Wenn von der Schule die Rede ist, meint man vielfach, sie mit Gebäuden und Gesetzwerken gleichsetzen zu können. Die Schule ist aber mehr: Im Sinne einer betriebswirtschaftlichen Einteilung können wir Schulen den Dienstleistungsbetrieben zurechnen. Betrieb, die in erster Linie Dienste darzubieten haben, sind aber in ihrer Qualität, in ihrem "Firmenwert", vom Wert jener Personen bestimmt, welche die Dienste leisten; im Fall der Schule also von den Lehrern. Ausleseschulen können sogar in Kellerlöchern untergebracht werden, während anderseits Schulpaläste, in denen ungeeignete Lehrkräfte unterrichten, den Rang von Kümmerschulen haben.

Im Verhältnis von Schulausstattung und Lehrer ist heute der Lehrer der Minimumfaktor, an den sich die sachliche Kapazität anpassen muß: Die Leistungen einer Schule sind in erster Linie nicht von Gebäuden, sondern von der Anzahl der verfügbaren Lehrer bestimmt: Der Lehrermangel kann zu Störungen in unserer Gesellschaft, zu einer bildungsmäßigen "Unterentwicklung" und auch zu einer materiellen Unterversorgung führen.

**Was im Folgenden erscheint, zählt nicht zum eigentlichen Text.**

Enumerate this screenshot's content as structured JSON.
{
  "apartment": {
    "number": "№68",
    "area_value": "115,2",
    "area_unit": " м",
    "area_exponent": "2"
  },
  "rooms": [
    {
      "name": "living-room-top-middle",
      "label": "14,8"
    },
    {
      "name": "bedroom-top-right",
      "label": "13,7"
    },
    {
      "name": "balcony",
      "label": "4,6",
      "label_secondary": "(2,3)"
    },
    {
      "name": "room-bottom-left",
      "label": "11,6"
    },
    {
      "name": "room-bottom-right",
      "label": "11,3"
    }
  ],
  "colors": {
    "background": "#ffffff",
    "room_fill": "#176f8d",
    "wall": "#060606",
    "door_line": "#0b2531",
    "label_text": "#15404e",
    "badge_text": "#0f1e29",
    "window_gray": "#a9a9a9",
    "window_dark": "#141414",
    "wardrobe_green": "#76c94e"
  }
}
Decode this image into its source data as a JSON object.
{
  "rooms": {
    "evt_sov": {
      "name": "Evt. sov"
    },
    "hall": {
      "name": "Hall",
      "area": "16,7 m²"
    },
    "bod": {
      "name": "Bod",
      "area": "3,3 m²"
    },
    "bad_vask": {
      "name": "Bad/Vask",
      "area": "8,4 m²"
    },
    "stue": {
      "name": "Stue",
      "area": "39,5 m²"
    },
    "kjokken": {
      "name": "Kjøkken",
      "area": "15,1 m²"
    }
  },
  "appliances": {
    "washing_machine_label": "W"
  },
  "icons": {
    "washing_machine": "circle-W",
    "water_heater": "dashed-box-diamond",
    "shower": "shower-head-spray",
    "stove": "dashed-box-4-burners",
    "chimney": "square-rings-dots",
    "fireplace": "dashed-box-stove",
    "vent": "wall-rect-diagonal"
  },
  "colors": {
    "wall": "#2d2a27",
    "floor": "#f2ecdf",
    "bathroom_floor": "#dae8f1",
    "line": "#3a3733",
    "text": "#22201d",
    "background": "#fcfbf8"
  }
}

Sorgenvoller Blick in die Zukunft

Nach einer Ermittlung der UNESCO gibt es auf der Welt derzeit 416 Millionen Schüler im Alter von 7 bis 19 Jahren, das sind aber nur 43 Prozent der jungen Menschen dieser Altersgruppe! Wie wird es nun sein, wenn die Pflicht- schulgrenzen hinaufgesetzt werden und alle jungen Menschen einmal eine Schule besuchen können? Nicht die Größe des Sozialproduktes oder ein herrenständisches Vorrecht wird dann die Vollendung der Bildungsgesellschaft unmöglich machen, sondern der Mangel an Lehrern! Mit vollem Recht wird daher in der „Ordnung“ (Paderborn 464) ein Kapitel eines Aufsatzes, der sich mit dem Lehrernachwuchs beschäftigt, mit „Bildungsnotstand durch Lehrermangel“ überschrieben.

In der deutschen Bundesrepublik nimmt man schon für das Jahr 1970 einen Fehlbestand von 70.000 bis 80.000 Lehrern an, und das bei Klassen bis 70 Schüler! Vor allem fehlen männliche Lehrkräfte, so daß man vermutet, es werde in Hinkunft der Unterricht an den Grundschulen überhaupt nur noch durch weibliche Lehrkräfte, deren Dienstzeit unter jener der Männer liegt, erteilt werden können (oder durch umgeschulte Hausfrauen, wie in einem deutschen Bundesland).

Theotterbertz („Rheinischer Merkur“, 9. Oktober 1964) schätzt, daß in der Bundesrepublik je Jahr eine Lücke von 20.000 Lehrern entstehen wird, so daß die Forderung, bei Beginn des pädagogischen Studiums das Abitur nachzuweisen, fallengelassen werden muß.

Der soziale Hintergrund

Welche Gründe hat der Lehrermangel?

Der wichtigste Grund scheint die Vollbeschäftigung vor allem auf Jenen Teilarbeitsmärkten zu sein, aus denen die Lehrer früher gekommen sind. Dem Angebot an offenen Stellen für Lehrer stehen erheblich anziehendere andere Anbote gegenüber. Ehedem konnten die Angehörigen verschiedener akademischer Berufe ihr Wissen kaum besser als im Lehrberuf verwerten (Mathematiker, Physiker, Chemiker, Neuphilologen). Heute ist es leicht möglich, mit dem erworbenen Wissen in anderen Berufsssparten, vor allem in der sogenannten „Privatwirtschaft“, unterzukommen. Die Anfangsbezüge in der Privatwirtschaft liegen erheblich über denen junger Staatsbeamter. Daß das bei den Lebensbezügen nicht so ist, wird anfänglich nicht beachtet. Die Verwissenschaftlichung unseres öffentlichen Lebens und die Intellektualisierung der Produktionsprozesse macht ständig neue Arbeitsbereiche für junge Akademiker frei,

die ehedem ihr Wissen nur im Unterricht verwerten konnten. In der Ersten Republik war der Lehrberuf auch da und dort eine Art Zuflucht für Akademiker, die für die Wirtschaft ausgebildet worden waren, dort aber keine passende Stelle finden konnten (Techniker, Diplomkaufleute). Warum soll aber heute ein Diplomingenieur in den Staatsdienst mit einem Anfangsgehalt gehen, der in der Nähe des Facharbeiterlohnes liegt, und dies nach zwölf bis vierzehn Studiensemestern?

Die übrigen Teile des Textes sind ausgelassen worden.